“If it gets us talking, it can’t be bad:” Building the Transgender Usenet Archive

(Cross-posted from the MITH blog.)

“If only one life is saved by the creation of this group, wouldn’t it be worth it?  It’s only a communications medium, and people are needlessly losing their lives and wasting their potential in self-destructive, maladaptive, denial-bases coping strategies.  The loss to our society is great, and needless…If it gets us talking, it can’t be bad.” – Anonymous, SST — an early history (part 2) (soc.support.transgendered)

You wouldn’t have the transgender movement as it is today without the Internet. Widespread public internet access played a key role in the transgender movement’s growing visibility at the national level during the 1990s. Access to the Internet mitigated many issues that had limited other organizing efforts, like geographic limitations and the sometimes-lengthy publication arc of print media. From the earliest days of Fidonet, trans individuals have made spaces for discussion and resource-sharing online. Some of these spaces were hosted on Usenet, a decentralized, worldwide discussion system founded in 1980 and organized around topic-specific newsgroups. Usenet, as a communications network, is an influential predecessor to modern social media platforms and the origin point for now-common bits of contemporary Internet vocabulary like “spam.”
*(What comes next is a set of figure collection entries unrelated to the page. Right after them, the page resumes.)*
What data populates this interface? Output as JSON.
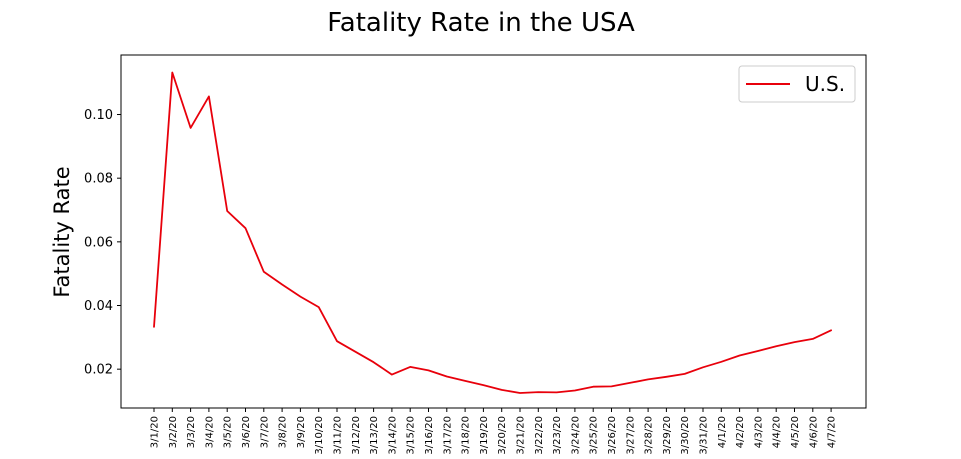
{
  "chart_data": {
    "type": "line",
    "title": "Fatality Rate in the USA",
    "xlabel": "",
    "ylabel": "Fatality Rate",
    "categories": [
      "3/1/20",
      "3/2/20",
      "3/3/20",
      "3/4/20",
      "3/5/20",
      "3/6/20",
      "3/7/20",
      "3/8/20",
      "3/9/20",
      "3/10/20",
      "3/11/20",
      "3/12/20",
      "3/13/20",
      "3/14/20",
      "3/15/20",
      "3/16/20",
      "3/17/20",
      "3/18/20",
      "3/19/20",
      "3/20/20",
      "3/21/20",
      "3/22/20",
      "3/23/20",
      "3/24/20",
      "3/25/20",
      "3/26/20",
      "3/27/20",
      "3/28/20",
      "3/29/20",
      "3/30/20",
      "3/31/20",
      "4/1/20",
      "4/2/20",
      "4/3/20",
      "4/4/20",
      "4/5/20",
      "4/6/20",
      "4/7/20"
    ],
    "series": [
      {
        "name": "U.S.",
        "color": "#e8000b",
        "values": [
          0.0333,
          0.1132,
          0.0958,
          0.1057,
          0.0697,
          0.0643,
          0.0506,
          0.0466,
          0.0428,
          0.0395,
          0.0288,
          0.0255,
          0.0222,
          0.0183,
          0.0207,
          0.0196,
          0.0177,
          0.0163,
          0.015,
          0.0135,
          0.0125,
          0.0128,
          0.0127,
          0.0133,
          0.0145,
          0.0146,
          0.0157,
          0.0168,
          0.0176,
          0.0185,
          0.0206,
          0.0223,
          0.0243,
          0.0257,
          0.0272,
          0.0285,
          0.0295,
          0.0322
        ]
      }
    ],
    "yticks": [
      0.02,
      0.04,
      0.06,
      0.08,
      0.1
    ],
    "ytick_labels": [
      "0.02",
      "0.04",
      "0.06",
      "0.08",
      "0.10"
    ],
    "ylim": [
      0.0078,
      0.1187
    ],
    "grid": false,
    "legend_position": "top-right"
  }
}
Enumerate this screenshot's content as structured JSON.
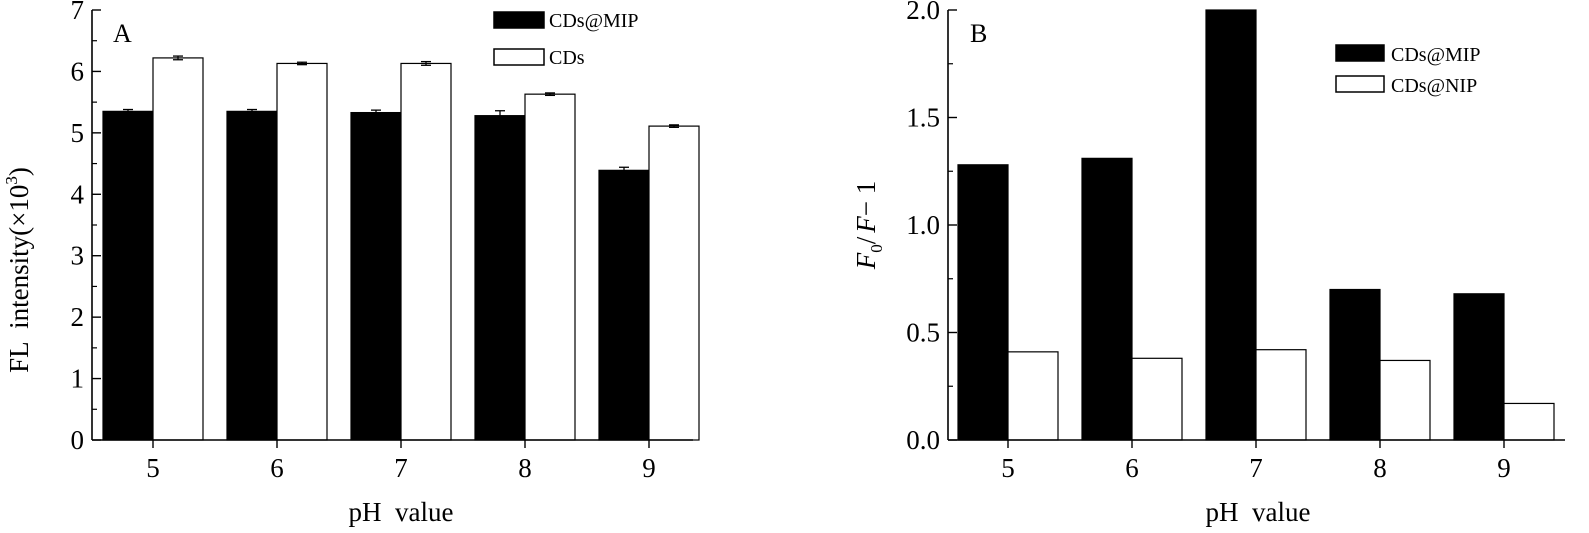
{
  "chart_data": [
    {
      "type": "bar",
      "panel_label": "A",
      "categories": [
        "5",
        "6",
        "7",
        "8",
        "9"
      ],
      "series": [
        {
          "name": "CDs@MIP",
          "color": "#000000",
          "values": [
            5.35,
            5.35,
            5.33,
            5.28,
            4.39
          ],
          "errors": [
            0.03,
            0.03,
            0.04,
            0.08,
            0.05
          ]
        },
        {
          "name": "CDs",
          "color": "#ffffff",
          "values": [
            6.22,
            6.13,
            6.13,
            5.63,
            5.11
          ],
          "errors": [
            0.03,
            0.02,
            0.03,
            0.02,
            0.02
          ]
        }
      ],
      "xlabel": "pH  value",
      "ylabel_main": "FL  intensity(×10",
      "ylabel_sup": "3",
      "ylabel_tail": ")",
      "ylim": [
        0,
        7
      ],
      "yticks": [
        "0",
        "1",
        "2",
        "3",
        "4",
        "5",
        "6",
        "7"
      ],
      "legend_placement": "top-right",
      "grid": false,
      "error_bars": true
    },
    {
      "type": "bar",
      "panel_label": "B",
      "categories": [
        "5",
        "6",
        "7",
        "8",
        "9"
      ],
      "series": [
        {
          "name": "CDs@MIP",
          "color": "#000000",
          "values": [
            1.28,
            1.31,
            2.0,
            0.7,
            0.68
          ]
        },
        {
          "name": "CDs@NIP",
          "color": "#ffffff",
          "values": [
            0.41,
            0.38,
            0.42,
            0.37,
            0.17
          ]
        }
      ],
      "xlabel": "pH  value",
      "ylabel_f": "F",
      "ylabel_sub": "0",
      "ylabel_rest": "/",
      "ylabel_f2": "F",
      "ylabel_tail": "− 1",
      "ylim": [
        0,
        2.0
      ],
      "yticks": [
        "0.0",
        "0.5",
        "1.0",
        "1.5",
        "2.0"
      ],
      "legend_placement": "top-right",
      "grid": false,
      "error_bars": false
    }
  ]
}
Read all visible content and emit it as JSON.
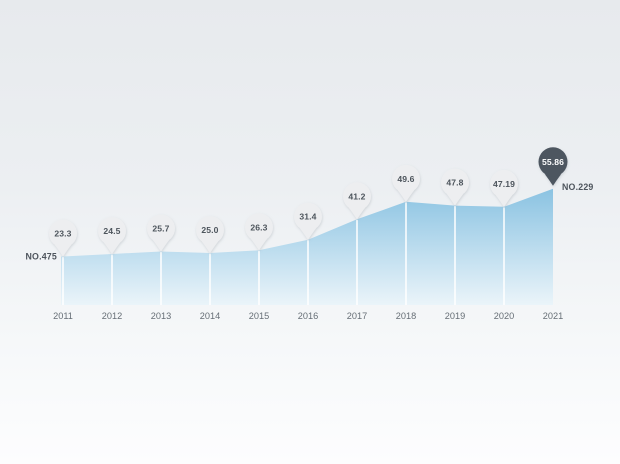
{
  "chart_data": {
    "type": "area",
    "title": "",
    "xlabel": "",
    "ylabel": "",
    "categories": [
      "2011",
      "2012",
      "2013",
      "2014",
      "2015",
      "2016",
      "2017",
      "2018",
      "2019",
      "2020",
      "2021"
    ],
    "values": [
      23.3,
      24.5,
      25.7,
      25.0,
      26.3,
      31.4,
      41.2,
      49.6,
      47.8,
      47.19,
      55.86
    ],
    "value_labels": [
      "23.3",
      "24.5",
      "25.7",
      "25.0",
      "26.3",
      "31.4",
      "41.2",
      "49.6",
      "47.8",
      "47.19",
      "55.86"
    ],
    "ylim": [
      0,
      58
    ],
    "grid": "vertical-white-separators",
    "legend": "none",
    "start_annotation": "NO.475",
    "end_annotation": "NO.229",
    "highlight_index": 10
  },
  "colors": {
    "area_top": "#87c1e1",
    "area_bottom": "#ecf5fa",
    "separator": "#ffffff",
    "pin_fill": "#edeef0",
    "pin_text": "#4d545c",
    "pin_highlight_fill": "#4d5661",
    "pin_highlight_text": "#ffffff",
    "year_text": "#666e76",
    "annotation_text": "#4d545c",
    "pin_shadow": "#8d979e"
  }
}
Amongst its many newsgroups was a small collection of important transgender-related forums, the five most active being alt.transgendered, soc.support.transgendered, alt.support.srs, alt.support.crossdressing, and alt.fashion.crossdressing. As the anonymous poster in the opening quote notes, these spaces offered folks the opportunity to communicate and find support, without falling into “maladaptive” coping strategies. Discussions were active and sometimes highly contentious, as posters—some of them major figures in transgender political activism at the time—discussed and debated key issues of the day in transgender politics.

These newsgroups are at the center of my project as a Winnemore Digital Dissertation Fellow for this year. As a Fellow, I’ll be building a public archive of posts from these five groups using the Bookworm API and data from the Internet Archive’s Usenet Historical Collection. This archive will form a key part of my work, a case study focused on how posters use the term “cisgender” in their discussions. These groups are one of the few archival locations where participants regularly used the term, and several origin narratives point to different newsgroups as being the where it was first used. For my project, however, I’m not interested in origins so much as the specific contexts it was used in and how posters connected this use to their broader understandings of “transgender community.” This follows the focus of my larger dissertation, which explores the affective and structural meanings assigned to “community” in English-language transgender discourse online.

Beyond my own project, though, I’ll also be thinking and writing about the mechanics of Usenet-related research in general. Archival Usenet research can face significant barriers and raises important ethical questions about the afterlife of data. Over the coming year, I’ll be writing and posting about my process at the MITH blog, here on my own blog, and (occasionally) on Twitter. Some of these posts will be about the technical and ethical challenges of the project, offering a window into I’m thinking through them. I’ll also be sharing some of my early findings and other interesting things I encounter in the archive during my research.